First-Party Packages

  • Cashier, introduced in Laravel 4.2, provides an interface for managing subscription billing services provided by Stripe, such as handling coupons and generating invoices.
  • Envoy, introduced in Laravel 4.2, provides a clean, minimal syntax for defining common tasks you run on your remote servers. Using Blade style syntax, you can easily setup tasks for deployment, Artisan commands, and more.
  • Socialite, provides simplified mechanisms for authentication with different OAuth providers, including Facebook, Twitter, Google, GitHub and Bitbucket.
  • Passport, introduced in Laravel 5.3, provides a full OAuth2 server implementation for your Laravel application in a matter of minutes.
  • Scout, introduced in Laravel 5.3, provides a simple, driver based solution for adding full-text search to your Eloquent models.
  • Dusk, introduced in Laravel 5.4, provides an expressive, easy-to-use browser automation and testing API.
  • Horizon, introduced in Laravel 5.5, provides a visual dashboard and code-driven configuration for your Laravel powered Redis queues.
  • Telescope, introduced in Laravel 5.7, provides insight into the requests coming into your application, exceptions, log entries, database queries, queued jobs, mail, notifications, cache operations, scheduled tasks, variable dumps and more.
  • Sanctum, introduced in Laravel 7.0, provides a featherweight authentication system for SPAs (single page applications), mobile applications, and simple, token based APIs. Firstly called Laravel Airlock, it has been renamed due to a trademark dispute regarding the name ‘Airlock.’
  • Jetstream, introduced in Laravel 8.0, this providing an application scaffold for Laravel.
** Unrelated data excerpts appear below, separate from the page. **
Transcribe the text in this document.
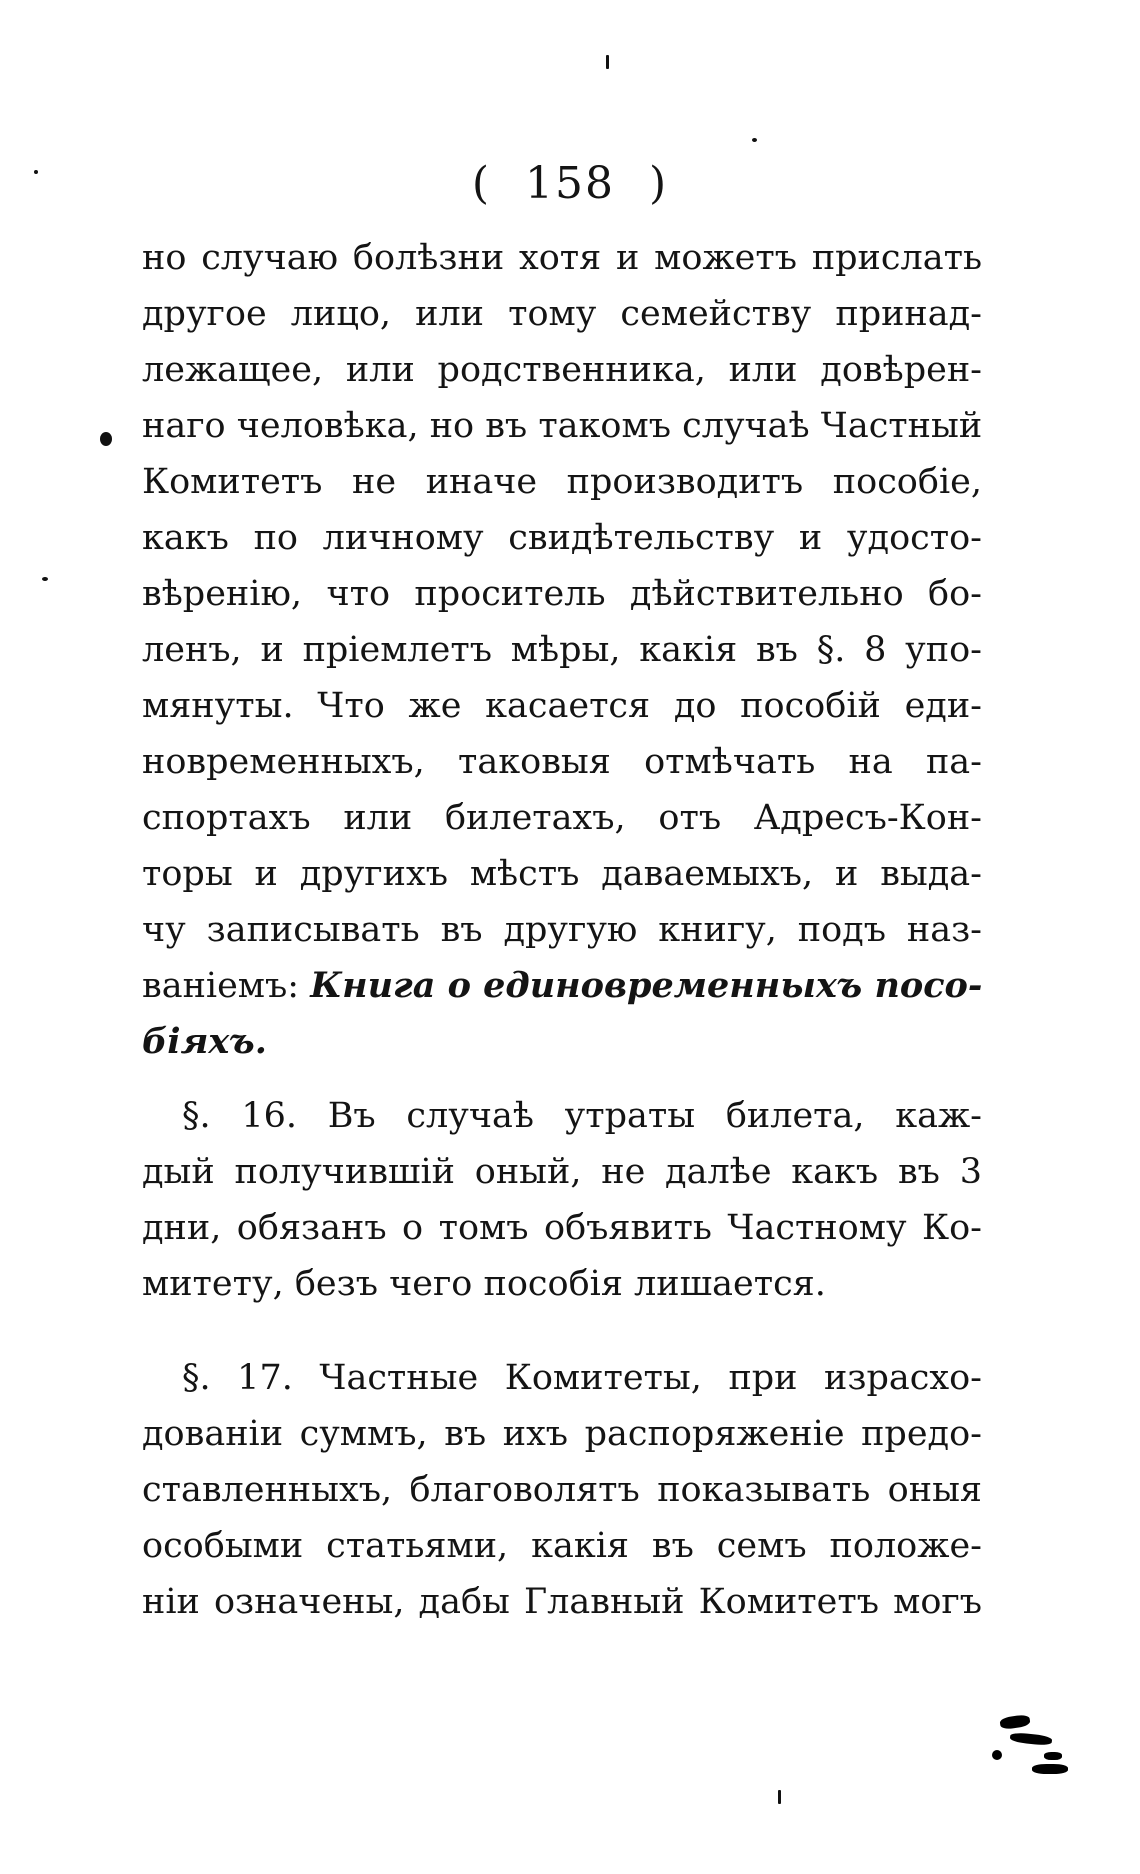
( 158 )
но случаю болѣзни хотя и можетъ прислать
другое лицо, или тому семейству принад-
лежащее, или родственника, или довѣрен-
наго человѣка, но въ такомъ случаѣ Частный
Комитетъ не иначе производитъ пособіе,
какъ по личному свидѣтельству и удосто-
вѣренію, что проситель дѣйствительно бо-
ленъ, и пріемлетъ мѣры, какія въ §. 8 упо-
мянуты. Что же касается до пособій еди-
новременныхъ, таковыя отмѣчать на па-
спортахъ или билетахъ, отъ Адресъ-Кон-
торы и другихъ мѣстъ даваемыхъ, и выда-
чу записывать въ другую книгу, подъ наз-
ваніемъ: Книга о единовременныхъ посо-
біяхъ.
§. 16. Въ случаѣ утраты билета, каж-
дый получившій оный, не далѣе какъ въ 3
дни, обязанъ о томъ объявить Частному Ко-
митету, безъ чего пособія лишается.
§. 17. Частные Комитеты, при израсхо-
дованіи суммъ, въ ихъ распоряженіе предо-
ставленныхъ, благоволятъ показывать оныя
особыми статьями, какія въ семъ положе-
ніи означены, дабы Главный Комитетъ могъ
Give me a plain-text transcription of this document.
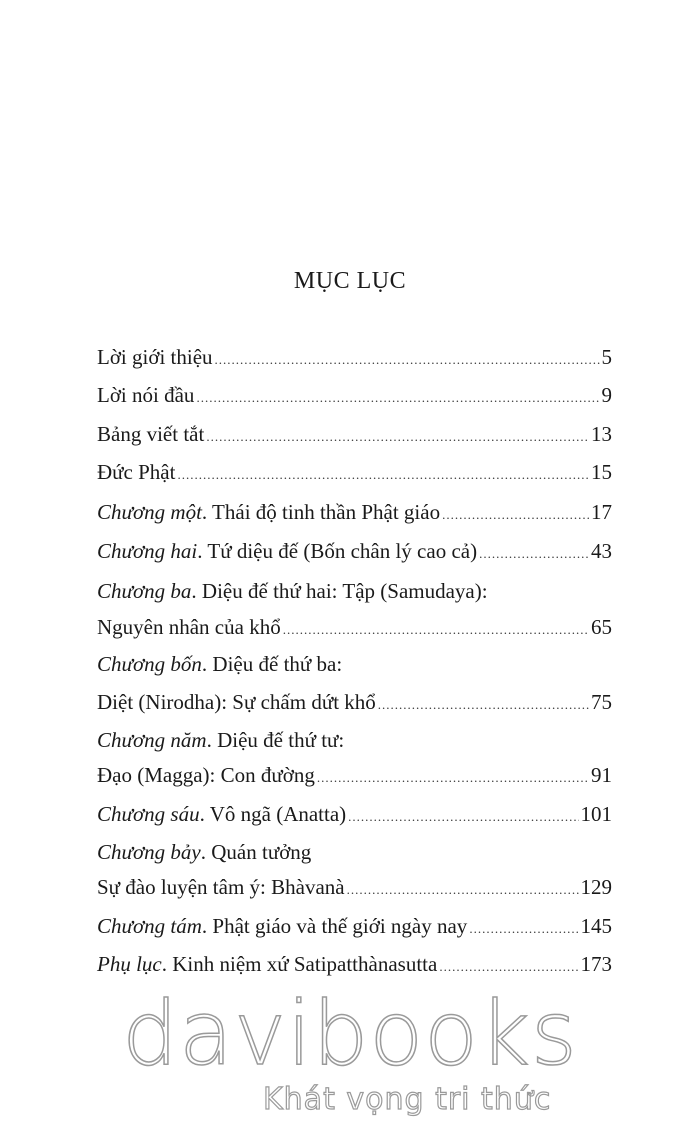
MỤC LỤC
Lời giới thiệu .....	5
Lời nói đầu .....	9
Bảng viết tắt .....	13
Đức Phật .....	15
Chương một. Thái độ tinh thần Phật giáo .....	17
Chương hai. Tứ diệu đế (Bốn chân lý cao cả) .....	43
Chương ba. Diệu đế thứ hai: Tập (Samudaya):
Nguyên nhân của khổ .....	65
Chương bốn. Diệu đế thứ ba:
Diệt (Nirodha): Sự chấm dứt khổ .....	75
Chương năm. Diệu đế thứ tư:
Đạo (Magga): Con đường .....	91
Chương sáu. Vô ngã (Anatta) .....	101
Chương bảy. Quán tưởng
Sự đào luyện tâm ý: Bhàvanà .....	129
Chương tám. Phật giáo và thế giới ngày nay .....	145
Phụ lục. Kinh niệm xứ Satipatthànasutta .....	173
davibooks
Khát vọng tri thức
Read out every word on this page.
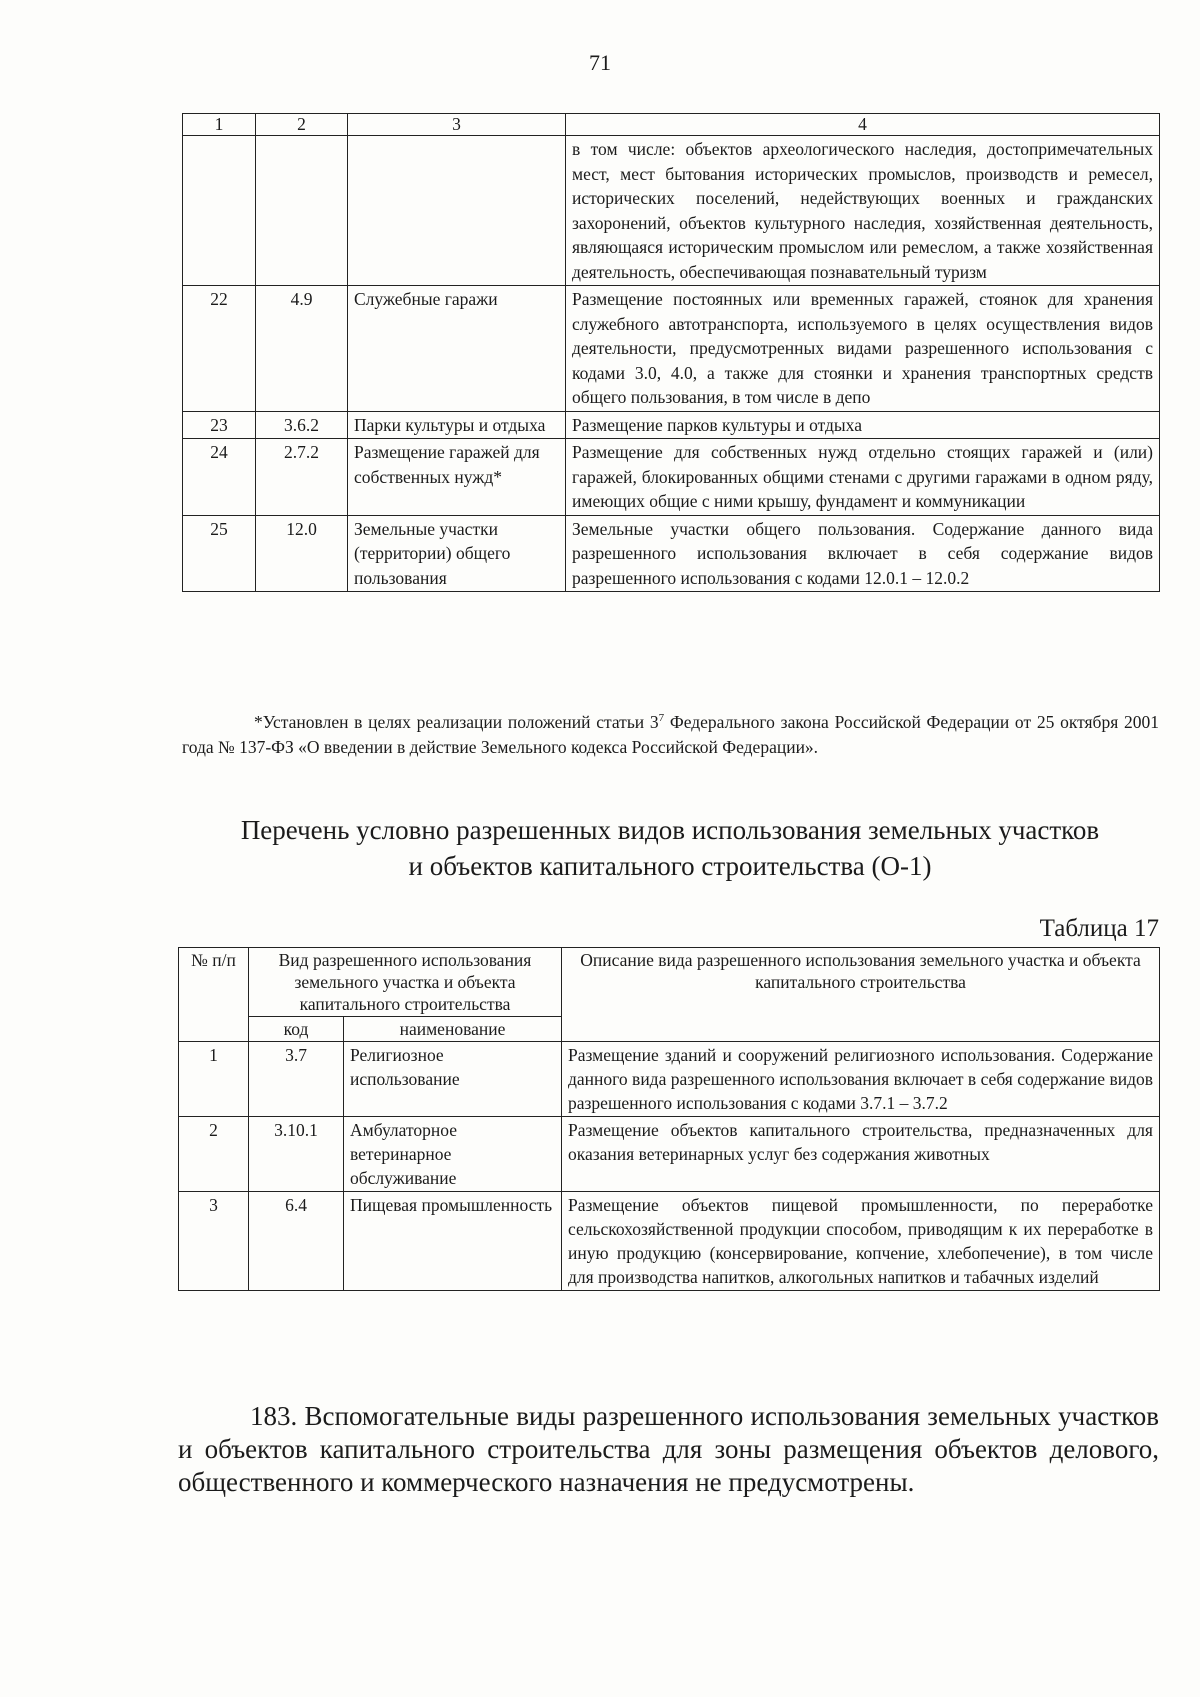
71
1	2	3	4
			в том числе: объектов археологического наследия, достопримечательных мест, мест бытования исторических промыслов, производств и ремесел, исторических поселений, недействующих военных и гражданских захоронений, объектов культурного наследия, хозяйственная деятельность, являющаяся историческим промыслом или ремеслом, а также хозяйственная деятельность, обеспечивающая познавательный туризм
22	4.9	Служебные гаражи	Размещение постоянных или временных гаражей, стоянок для хранения служебного автотранспорта, используемого в целях осуществления видов деятельности, предусмотренных видами разрешенного использования с кодами 3.0, 4.0, а также для стоянки и хранения транспортных средств общего пользования, в том числе в депо
23	3.6.2	Парки культуры и отдыха	Размещение парков культуры и отдыха
24	2.7.2	Размещение гаражей для собственных нужд*	Размещение для собственных нужд отдельно стоящих гаражей и (или) гаражей, блокированных общими стенами с другими гаражами в одном ряду, имеющих общие с ними крышу, фундамент и коммуникации
25	12.0	Земельные участки (территории) общего пользования	Земельные участки общего пользования. Содержание данного вида разрешенного использования включает в себя содержание видов разрешенного использования с кодами 12.0.1 – 12.0.2
*Установлен в целях реализации положений статьи $3^7$ Федерального закона Российской Федерации от 25 октября 2001 года № 137-ФЗ «О введении в действие Земельного кодекса Российской Федерации».
Перечень условно разрешенных видов использования земельных участков
и объектов капитального строительства (О-1)
Таблица 17
№ п/п	Вид разрешенного использования земельного участка и объекта капитального строительства		Описание вида разрешенного использования земельного участка и объекта капитального строительства
	код	наименование	
1	3.7	Религиозное использование	Размещение зданий и сооружений религиозного использования. Содержание данного вида разрешенного использования включает в себя содержание видов разрешенного использования с кодами 3.7.1 – 3.7.2
2	3.10.1	Амбулаторное ветеринарное обслуживание	Размещение объектов капитального строительства, предназначенных для оказания ветеринарных услуг без содержания животных
3	6.4	Пищевая промышленность	Размещение объектов пищевой промышленности, по переработке сельскохозяйственной продукции способом, приводящим к их переработке в иную продукцию (консервирование, копчение, хлебопечение), в том числе для производства напитков, алкогольных напитков и табачных изделий
183. Вспомогательные виды разрешенного использования земельных участков и объектов капитального строительства для зоны размещения объектов делового, общественного и коммерческого назначения не предусмотрены.
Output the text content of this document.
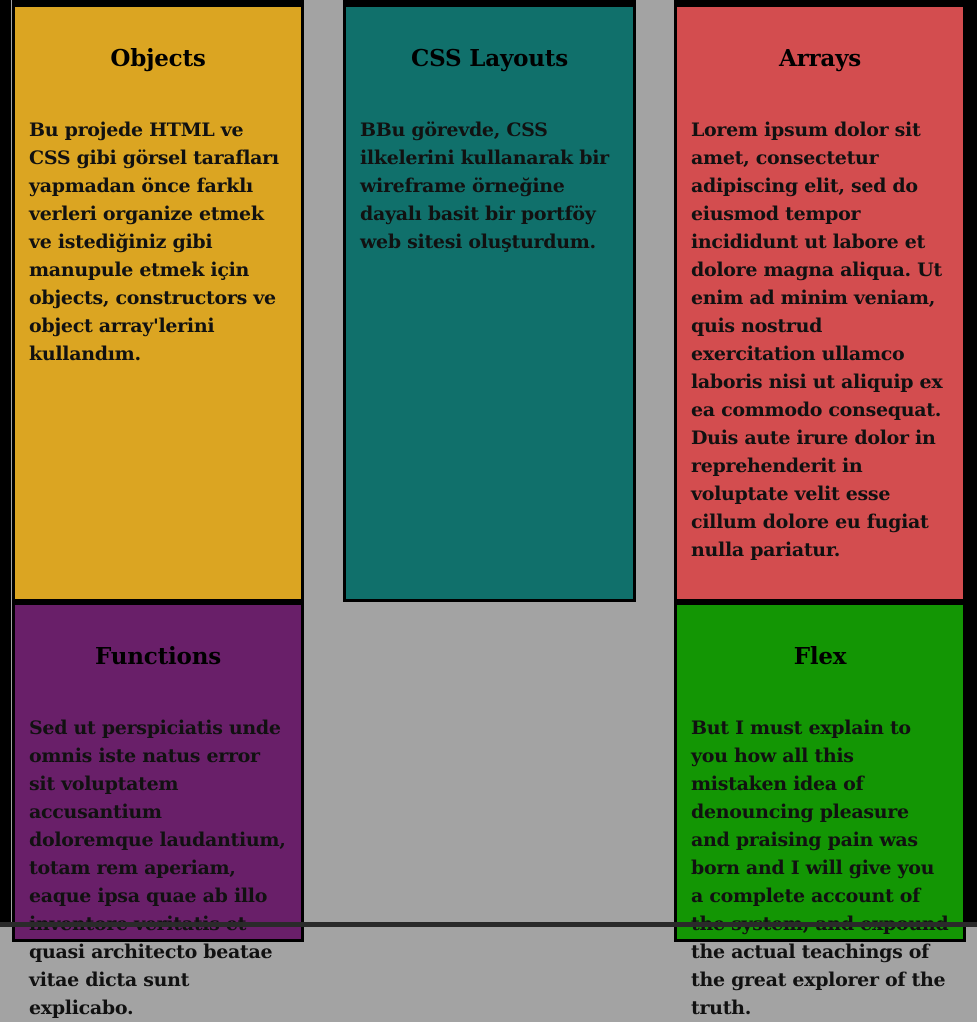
Objects

Bu projede HTML ve CSS gibi görsel tarafları yapmadan önce farklı verleri organize etmek ve istediğiniz gibi manupule etmek için objects, constructors ve object array'lerini kullandım.

CSS Layouts

BBu görevde, CSS ilkelerini kullanarak bir wireframe örneğine dayalı basit bir portföy web sitesi oluşturdum.

Arrays

Lorem ipsum dolor sit amet, consectetur adipiscing elit, sed do eiusmod tempor incididunt ut labore et dolore magna aliqua. Ut enim ad minim veniam, quis nostrud exercitation ullamco laboris nisi ut aliquip ex ea commodo consequat. Duis aute irure dolor in reprehenderit in voluptate velit esse cillum dolore eu fugiat nulla pariatur.

Functions

Sed ut perspiciatis unde omnis iste natus error sit voluptatem accusantium doloremque laudantium, totam rem aperiam, eaque ipsa quae ab illo quasi architecto beatae vitae dicta sunt explicabo.

Flex

But I must explain to you how all this mistaken idea of denouncing pleasure and praising pain was born and I will give you a complete account of the actual teachings of the great explorer of the truth.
This package effectively builds on the idea of the UI tools built into past Laravel applications allowing the user to pick between two options, Livewire + Blade or Inertia.js + Vue. This package works with Laravel Fortify. There was some controversy with Taylor Otwell and Laravel users shortly after Laravel’s release due to some believing old application scaffolds were being deprecated in favour of Jetstream. It has since been clarified this is not the case.
  • Fortify, introduced in Laravel 8.0, providing an application scaffold for Laravel. Fortify is used to handle the manage of typical user tasks, building upon typical authentication to provide things like teams and two-factor authentication mechanisms. The package works closely with Laravel Jetstream. Fortify is somewhat based on features which were originally created for Laravel Spark.
  • Breeze, Laravel Breeze is a minimal, simple implementation of all of Laravel’s authentication features, including login, registration, password reset, email verification, and password confirmation. Laravel Breeze’s default view layer is made up of simple Blade templates styled with Tailwind CSS. Breeze provides a wonderful starting point for beginning a fresh Laravel application.